Gainesville, the bustling Central Florida town that is home to the massive University Of Florida campus, will next month vote on a repeal of that city’s LGBT rights ordinances. Christianist activists there have placed an amendment on the ballot that will make it legal to fire, not hire, and deny housing to LGBT people.
Charter Amendment One, if approved, would make the city of Gainesville’s anti-discrimination ordinance the same as the Florida Civil Rights Act, removing current protections for gay, lesbian, bisexual and transgender individuals. Proponents of the amendment say it is needed to repeal an addition to the city’s ordinance made in early 2008 that prohibited discrimination against persons based on their “gender identity” in the realm of housing, employment, credit and public accommodation.

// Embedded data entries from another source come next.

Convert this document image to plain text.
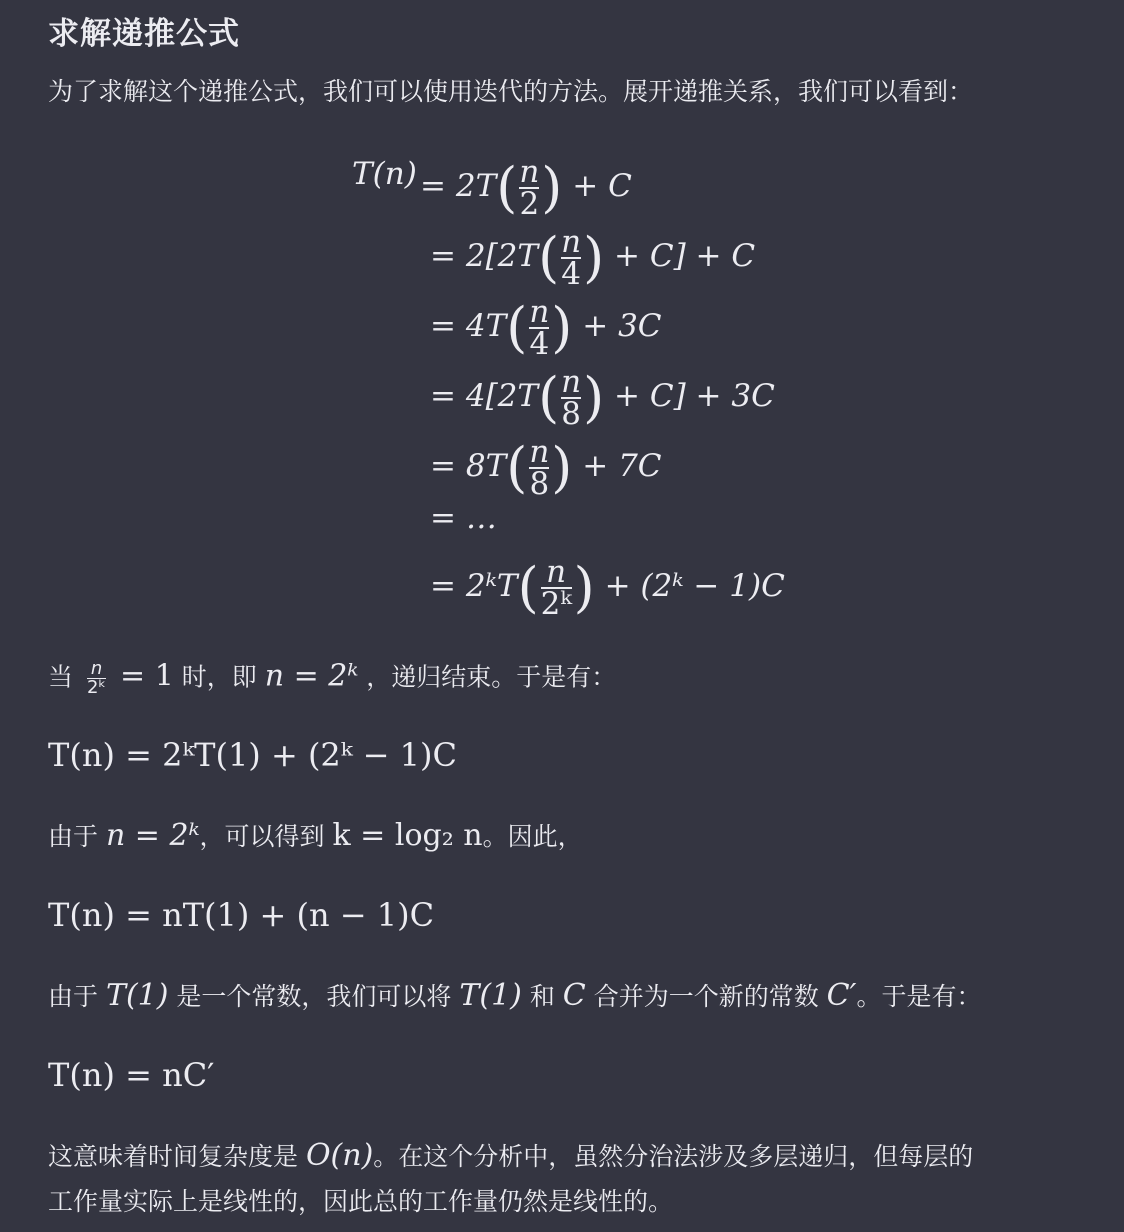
求解递推公式
为了求解这个递推公式，我们可以使用迭代的方法。展开递推关系，我们可以看到：
$T(n) = 2T( \frac{n}{2}$ ) + C
= $2[2T( \frac{n}{4}$ ) + C] + C
= $4T( \frac{n}{4}$ ) + 3C
= $4[2T( \frac{n}{8}$ ) + C] + 3C
= $8T( \frac{n}{8}$ ) + 7C
= …
= 2ᵏT( $\frac{n}{\text{2ᵏ}}$ ) + (2ᵏ − 1)C
当 $\frac{n}{\text{2ᵏ}} = 1$ 时，即 n = 2ᵏ ，递归结束。于是有：
T(n) = 2ᵏT(1) + (2ᵏ − 1)C
由于 n = 2ᵏ，可以得到 k = log₂ n。因此，
T(n) = nT(1) + (n − 1)C
由于 T(1) 是一个常数，我们可以将 T(1) 和 C 合并为一个新的常数 C′。于是有：
T(n) = nC′
这意味着时间复杂度是 O(n)。在这个分析中，虽然分治法涉及多层递归，但每层的
工作量实际上是线性的，因此总的工作量仍然是线性的。
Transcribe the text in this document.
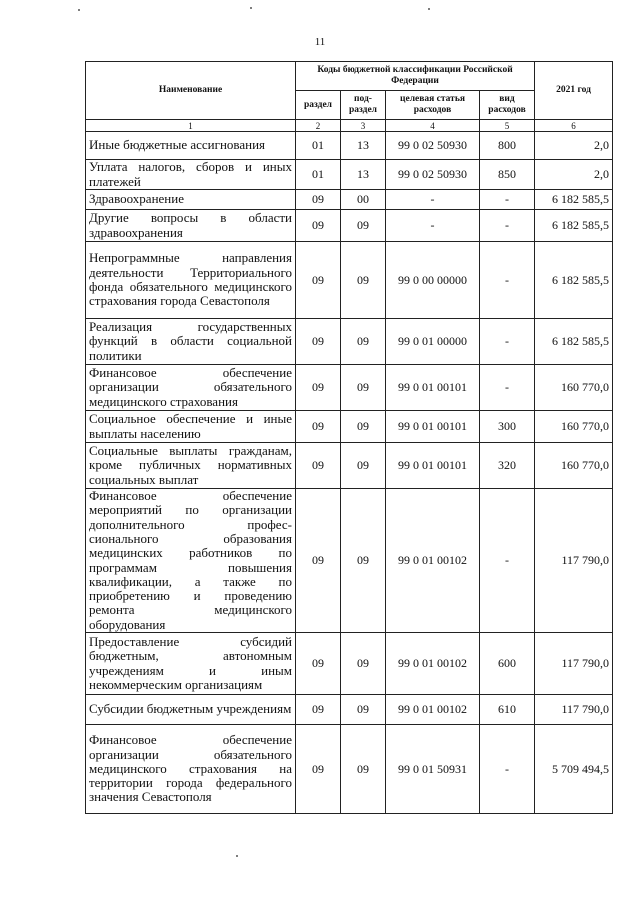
11
Наименование	Коды бюджетной классификации Российской Федерации				2021 год
	раздел	под-раздел	целевая статья расходов	вид расходов	
1	2	3	4	5	6
Иные бюджетные ассигнования	01	13	99 0 02 50930	800	2,0
Уплата налогов, сборов и иных платежей	01	13	99 0 02 50930	850	2,0
Здравоохранение	09	00	-	-	6 182 585,5
Другие вопросы в области здравоохранения	09	09	-	-	6 182 585,5
Непрограммные направления деятельности Территориального фонда обязательного медицинского страхования города Севастополя	09	09	99 0 00 00000	-	6 182 585,5
Реализация государственных функций в области социальной политики	09	09	99 0 01 00000	-	6 182 585,5
Финансовое обеспечение организации обязательного медицинского страхования	09	09	99 0 01 00101	-	160 770,0
Социальное обеспечение и иные выплаты населению	09	09	99 0 01 00101	300	160 770,0
Социальные выплаты гражданам, кроме публичных нормативных социальных выплат	09	09	99 0 01 00101	320	160 770,0
Финансовое обеспечение мероприятий по организации дополнительного профес-сионального образования медицинских работников по программам повышения квалификации, а также по приобретению и проведению ремонта медицинского оборудования	09	09	99 0 01 00102	-	117 790,0
Предоставление субсидий бюджетным, автономным учреждениям и иным некоммерческим организациям	09	09	99 0 01 00102	600	117 790,0
Субсидии бюджетным учреждениям	09	09	99 0 01 00102	610	117 790,0
Финансовое обеспечение организации обязательного медицинского страхования на территории города федерального значения Севастополя	09	09	99 0 01 50931	-	5 709 494,5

They say the public accommodation part is ripe for abuse by sexual predators who could not be denied access to the opposite sex’s restroom by the owner of an establishment. Opponents of the amendment say it is a step backward in tolerance and would allow someone to not rent an apartment, deny credit or even fire a person based solely on their sexual orientation and/or gender identity. Additionally, opponents are concerned about the part of the amendment that prohibits the city from establishing preferences or special consideration for any category of people not included in the state’s civil rights law. Opponents say that would prevent the city from offering special consideration to employing veterans and giving work contracts to local companies.
The backers of the measure are running television ads depicting shadowy men following little girls into ladies restroom, implying that transgender rapists are running wild in Gainesville. This weekend University of Florida students marched in opposition to the amendment.